Sewage-inspired marketing.

I've never had a job with 'sales' in the title, or considered myself any type of salesperson, but in reality there is some form of sales in most jobs. My last job involved convincing my bosses to spend tens of million of pounds upgrading sewage treatment works. I didn't expect to take inspiration from pleading the case for a new pump, or trash screen, to selling personalised keepsakes. But I did. 

The company I worked for spent a lot of money on complex programs to analyse the cost-benefit of their investments. Every benefit of a new piece of equipment (from fewer customer complaints to safer working environments) had a financial value assigned. Once you knew the cost of the upgrades you wanted to make, and the benefits you expected to see, you could plug the information into the system and it would spit out a value. Higher numbers were better - it meant you were getting more benefit for the money spent. In theory, all the funding requests from across the company could be objectively compared to one another. Deciding which projects to fund should be easy, simply by picking the top scoring options you'd be spending your money in the best possible way. But guess how often I was asked for the cost-benefit information when I was pitching for money? Rarely. I'm tempted to say, never - in 3 years working there. 

So how were decisions made? Well, quite honestly, by the stories they were sold. Despite their best efforts to create a systematic impartial approach to decision-making, many of us connect with stories much more than we do numbers. Show somebody a picture of crumbling equipment, tell them the stories of close shaves or near catastrophes, and you take them on the journey with you. A number on a piece of paper is sterile in comparison.
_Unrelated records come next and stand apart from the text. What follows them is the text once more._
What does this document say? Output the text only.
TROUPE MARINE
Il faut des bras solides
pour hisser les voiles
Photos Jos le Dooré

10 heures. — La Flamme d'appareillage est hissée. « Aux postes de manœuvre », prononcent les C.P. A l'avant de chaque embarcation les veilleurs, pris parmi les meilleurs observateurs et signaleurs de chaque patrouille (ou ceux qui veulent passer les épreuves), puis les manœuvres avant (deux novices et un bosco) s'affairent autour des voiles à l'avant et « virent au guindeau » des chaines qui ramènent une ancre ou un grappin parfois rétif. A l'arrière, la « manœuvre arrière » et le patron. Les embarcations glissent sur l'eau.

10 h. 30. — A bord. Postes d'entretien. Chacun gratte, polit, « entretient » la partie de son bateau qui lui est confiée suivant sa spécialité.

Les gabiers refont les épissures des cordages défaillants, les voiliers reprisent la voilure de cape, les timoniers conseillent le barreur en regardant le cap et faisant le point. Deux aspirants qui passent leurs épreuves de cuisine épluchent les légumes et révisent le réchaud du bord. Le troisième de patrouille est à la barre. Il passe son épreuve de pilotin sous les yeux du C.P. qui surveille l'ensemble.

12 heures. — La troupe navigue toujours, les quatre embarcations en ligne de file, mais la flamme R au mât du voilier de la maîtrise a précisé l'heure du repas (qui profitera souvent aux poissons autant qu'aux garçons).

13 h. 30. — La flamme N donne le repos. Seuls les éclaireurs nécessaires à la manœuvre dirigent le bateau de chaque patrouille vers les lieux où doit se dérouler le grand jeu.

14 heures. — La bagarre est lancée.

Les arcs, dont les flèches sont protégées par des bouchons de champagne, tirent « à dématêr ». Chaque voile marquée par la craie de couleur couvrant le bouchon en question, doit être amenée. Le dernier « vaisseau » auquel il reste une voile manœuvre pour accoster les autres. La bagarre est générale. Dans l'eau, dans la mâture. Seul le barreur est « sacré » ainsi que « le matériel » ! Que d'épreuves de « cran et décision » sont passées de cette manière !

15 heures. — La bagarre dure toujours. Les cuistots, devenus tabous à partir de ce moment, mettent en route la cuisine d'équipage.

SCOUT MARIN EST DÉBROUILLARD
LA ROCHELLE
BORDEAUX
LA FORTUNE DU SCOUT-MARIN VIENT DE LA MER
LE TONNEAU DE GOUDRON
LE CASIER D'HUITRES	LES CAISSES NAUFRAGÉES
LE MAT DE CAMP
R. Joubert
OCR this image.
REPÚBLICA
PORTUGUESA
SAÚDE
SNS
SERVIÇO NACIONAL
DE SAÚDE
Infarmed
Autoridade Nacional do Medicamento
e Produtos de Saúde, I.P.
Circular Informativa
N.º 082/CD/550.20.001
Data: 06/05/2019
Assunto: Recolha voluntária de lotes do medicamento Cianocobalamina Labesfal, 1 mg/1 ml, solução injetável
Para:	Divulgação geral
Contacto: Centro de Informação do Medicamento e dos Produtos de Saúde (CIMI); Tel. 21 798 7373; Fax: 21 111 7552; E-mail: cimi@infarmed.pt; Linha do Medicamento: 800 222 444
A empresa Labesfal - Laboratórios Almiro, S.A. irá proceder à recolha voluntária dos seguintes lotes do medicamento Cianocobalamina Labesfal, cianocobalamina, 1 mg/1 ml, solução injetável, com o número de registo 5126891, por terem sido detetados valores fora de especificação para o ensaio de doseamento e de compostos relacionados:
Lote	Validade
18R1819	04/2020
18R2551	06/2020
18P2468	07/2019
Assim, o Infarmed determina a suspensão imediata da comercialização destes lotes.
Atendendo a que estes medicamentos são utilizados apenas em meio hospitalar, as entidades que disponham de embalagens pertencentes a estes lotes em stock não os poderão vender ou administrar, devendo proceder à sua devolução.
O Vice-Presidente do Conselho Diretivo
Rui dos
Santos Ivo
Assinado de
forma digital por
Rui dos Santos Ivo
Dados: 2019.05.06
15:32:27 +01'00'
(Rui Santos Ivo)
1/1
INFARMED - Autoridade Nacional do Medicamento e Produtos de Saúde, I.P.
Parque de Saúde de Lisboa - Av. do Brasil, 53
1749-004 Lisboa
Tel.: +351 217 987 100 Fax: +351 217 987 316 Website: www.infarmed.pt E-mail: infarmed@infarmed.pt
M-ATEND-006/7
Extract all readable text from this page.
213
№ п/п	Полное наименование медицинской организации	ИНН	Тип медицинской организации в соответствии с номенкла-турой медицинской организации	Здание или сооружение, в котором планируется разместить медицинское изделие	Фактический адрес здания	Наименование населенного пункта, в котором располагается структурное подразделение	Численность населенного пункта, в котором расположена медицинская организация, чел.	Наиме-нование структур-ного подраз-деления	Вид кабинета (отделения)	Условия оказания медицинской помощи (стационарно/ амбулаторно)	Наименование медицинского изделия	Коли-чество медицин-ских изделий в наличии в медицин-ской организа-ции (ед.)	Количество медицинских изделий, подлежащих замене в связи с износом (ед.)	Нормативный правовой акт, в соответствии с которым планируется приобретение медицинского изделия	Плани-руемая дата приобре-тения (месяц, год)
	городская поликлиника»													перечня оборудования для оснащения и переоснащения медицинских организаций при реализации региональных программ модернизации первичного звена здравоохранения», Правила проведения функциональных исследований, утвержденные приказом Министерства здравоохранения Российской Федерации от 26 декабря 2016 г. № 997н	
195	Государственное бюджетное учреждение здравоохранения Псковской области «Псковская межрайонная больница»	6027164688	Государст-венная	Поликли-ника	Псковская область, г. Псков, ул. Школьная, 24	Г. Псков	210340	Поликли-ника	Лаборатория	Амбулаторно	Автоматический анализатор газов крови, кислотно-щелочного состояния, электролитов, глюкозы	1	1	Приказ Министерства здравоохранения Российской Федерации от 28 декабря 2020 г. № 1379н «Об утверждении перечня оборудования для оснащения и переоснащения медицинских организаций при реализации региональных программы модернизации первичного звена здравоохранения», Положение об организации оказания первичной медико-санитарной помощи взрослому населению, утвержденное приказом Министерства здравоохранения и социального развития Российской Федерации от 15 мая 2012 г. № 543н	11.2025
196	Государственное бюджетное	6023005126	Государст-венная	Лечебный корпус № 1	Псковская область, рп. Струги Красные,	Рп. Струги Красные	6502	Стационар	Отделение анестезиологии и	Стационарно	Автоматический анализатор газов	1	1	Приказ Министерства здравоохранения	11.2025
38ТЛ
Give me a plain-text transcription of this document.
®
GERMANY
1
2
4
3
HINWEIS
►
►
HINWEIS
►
So to successfully get the money I wanted, I learned to tell stories and add colour to what could be a pretty bland proposal. It shocked me one day to realise that what I had done instinctively when discussing sewage plants, I had failed to do in the marketing of Scribbled Squirrel. If storytelling should come naturally anywhere, it should do here. Scribbled Squirrel is all about stories. Every piece we make has a story behind it. And yet I realised that my photography and social media posts were sterile. There was no context behind the pieces. Nothing that told of the meaning behind them, the people involved or the stories they had to tell.

I can't claim to be any kind of expert in sales or marketing, but I do enjoy telling a story. These days I try to make sure my photography hints at the story behind the piece. I mix product profiles alongside personal stories on my social media. I've seen a lot more engagement but there's still a lot to learn.